I had not seen him so far. But next Saturday afternoon I was going up into town when he came down the other way, carrying a couple of Co-op bags which, in combination with his walking stick, made an awkward burden. There was no mistaking him. He was indeed tiny. His face was very Welsh: straight steel-grey hair flecked with silver, bushy black eyebrows, and a wrinkled leathery complexion. His brown eyes were small but alert and twinkling, his nose was beaky, and his wide mouth was mobile with humour and wit. Unusually for a boy who was not particularly outgoing, I had no hesitation in starting a conversation. His eyes were on the ground as he navigated the rough paving stones, and he did not see me until I stopped beside him.
“Let me carry your bags for you, sir.”
I was not sure why I said ‘sir.’ I never said it to anyone else, not even at school. In his case, it simply seemed right.
As he looked up at my face, his eyes widened and he swayed visibly. I was concerned, and reached out a hand to support him.
“Clouds of glory!” he exclaimed under his breath.
I did not understand, but was visited for a fleeting moment by a faint and elusive memory.
“Let me help you home, sir. I know where you live. Next door but one to us.”
He gave up his bags without protest and, carrying them both in one hand, I put the other round his arm and walked him slowly for the last hundred yards to his house. On the doorstep he scrutinised me again, for longer this time, his mouth slightly open.
“Thank you, ngwas. Thank you very much.”
He fumbled in his pocket for his key, and tried without success to put it in the keyhole.
“Let me, sir.” I got the door open and stood aside to let him in. “I think you ought to sit down.”
“Yes. I do believe you’re right.”
He turned in to the front room, and I dumped the bags in the hall and followed him. It was a study with a large desk in the window and, most extraordinary to me, every wall was lined with laden bookshelves: a hundred times as many books, I guessed, as we had in our whole house. The mantelpiece carried a number of framed photographs of people, one of whom, to my passing glance, rang a faint bell. He sat down heavily in the leather chair at the desk.

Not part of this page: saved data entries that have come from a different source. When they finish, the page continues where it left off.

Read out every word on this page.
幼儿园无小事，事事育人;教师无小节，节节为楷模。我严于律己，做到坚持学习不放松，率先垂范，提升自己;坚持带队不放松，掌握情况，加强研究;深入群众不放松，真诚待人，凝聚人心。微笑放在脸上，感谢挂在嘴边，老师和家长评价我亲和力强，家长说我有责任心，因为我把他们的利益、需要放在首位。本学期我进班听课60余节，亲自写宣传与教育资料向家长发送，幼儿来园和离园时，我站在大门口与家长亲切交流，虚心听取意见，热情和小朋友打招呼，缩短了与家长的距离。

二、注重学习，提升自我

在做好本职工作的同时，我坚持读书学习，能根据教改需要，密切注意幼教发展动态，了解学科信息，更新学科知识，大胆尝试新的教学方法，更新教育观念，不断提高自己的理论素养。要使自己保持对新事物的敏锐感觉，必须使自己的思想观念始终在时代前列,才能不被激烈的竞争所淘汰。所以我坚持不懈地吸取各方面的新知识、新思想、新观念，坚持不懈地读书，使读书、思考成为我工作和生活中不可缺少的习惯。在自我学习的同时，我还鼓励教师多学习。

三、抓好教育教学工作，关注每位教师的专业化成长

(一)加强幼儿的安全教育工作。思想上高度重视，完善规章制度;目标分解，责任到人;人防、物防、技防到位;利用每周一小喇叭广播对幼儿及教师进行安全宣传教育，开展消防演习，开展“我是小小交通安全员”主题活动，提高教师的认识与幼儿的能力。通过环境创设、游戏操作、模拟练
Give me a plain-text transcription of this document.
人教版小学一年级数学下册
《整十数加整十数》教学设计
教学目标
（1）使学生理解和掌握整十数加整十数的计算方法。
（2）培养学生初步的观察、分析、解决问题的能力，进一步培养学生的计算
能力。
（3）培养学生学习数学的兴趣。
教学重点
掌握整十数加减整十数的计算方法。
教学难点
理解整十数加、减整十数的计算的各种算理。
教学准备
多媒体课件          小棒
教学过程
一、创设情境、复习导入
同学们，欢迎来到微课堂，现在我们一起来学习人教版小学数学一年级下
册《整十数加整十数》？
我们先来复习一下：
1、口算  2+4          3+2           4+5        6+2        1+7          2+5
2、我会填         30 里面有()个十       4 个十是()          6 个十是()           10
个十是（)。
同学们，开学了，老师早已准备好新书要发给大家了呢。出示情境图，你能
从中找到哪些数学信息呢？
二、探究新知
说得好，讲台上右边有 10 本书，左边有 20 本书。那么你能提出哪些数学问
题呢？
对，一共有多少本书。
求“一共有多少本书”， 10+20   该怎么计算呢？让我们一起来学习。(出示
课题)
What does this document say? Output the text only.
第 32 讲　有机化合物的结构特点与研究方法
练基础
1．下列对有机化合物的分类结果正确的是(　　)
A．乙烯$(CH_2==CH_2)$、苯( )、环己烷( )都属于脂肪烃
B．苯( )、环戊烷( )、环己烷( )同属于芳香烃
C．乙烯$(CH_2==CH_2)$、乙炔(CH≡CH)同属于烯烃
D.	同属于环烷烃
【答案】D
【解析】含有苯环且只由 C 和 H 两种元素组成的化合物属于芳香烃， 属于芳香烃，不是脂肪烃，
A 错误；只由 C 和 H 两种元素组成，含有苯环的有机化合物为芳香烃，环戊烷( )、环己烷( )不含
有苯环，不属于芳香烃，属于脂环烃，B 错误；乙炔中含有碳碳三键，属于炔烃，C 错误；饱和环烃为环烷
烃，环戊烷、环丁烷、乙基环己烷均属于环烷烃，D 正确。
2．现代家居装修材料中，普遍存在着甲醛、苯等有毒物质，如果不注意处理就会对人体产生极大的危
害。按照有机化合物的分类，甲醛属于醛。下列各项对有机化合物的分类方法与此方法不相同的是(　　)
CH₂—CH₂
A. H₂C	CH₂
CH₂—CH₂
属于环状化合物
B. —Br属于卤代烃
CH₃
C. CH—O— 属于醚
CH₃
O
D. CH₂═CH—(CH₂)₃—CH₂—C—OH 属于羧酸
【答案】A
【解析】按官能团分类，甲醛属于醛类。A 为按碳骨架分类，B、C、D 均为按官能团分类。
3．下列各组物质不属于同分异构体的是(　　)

“Sir, may I suggest a cup of tea?”
He gazed at me again, and nodded. “Please, yes. And one for yourself too. You will find milk in the shopping bag.”
“Would you like me to put the rest of your shopping away?”
“That would be very kind.”
Picking up the bags on the way, I found the kitchen. The layout was the same as in our house. I filled the kettle and plugged it in. Mugs were on a shelf, sugar and a carton of tea-bags were on the working top, spoons were in the obvious drawer. No problem. While the kettle boiled, I stowed away his purchases in the fridge and cupboards. Again, all pretty obvious: there was no great variety there. As I made the tea, there were sounds of movement from the study, but when I carried everything through on a tray I had found, he was back in his chair. He looked better, and after a few sips of sweet tea looked better still.
“I’m very grateful to you, my boy. I’m sorry about that, I had … a bit of a turn. Tell me, is your name … Tom?”
“That’s right, sir. Tom Robertson. My mother helped carry your shopping the other day.” She had talked about our family, presumably.
The old man nodded as if he had been proved right.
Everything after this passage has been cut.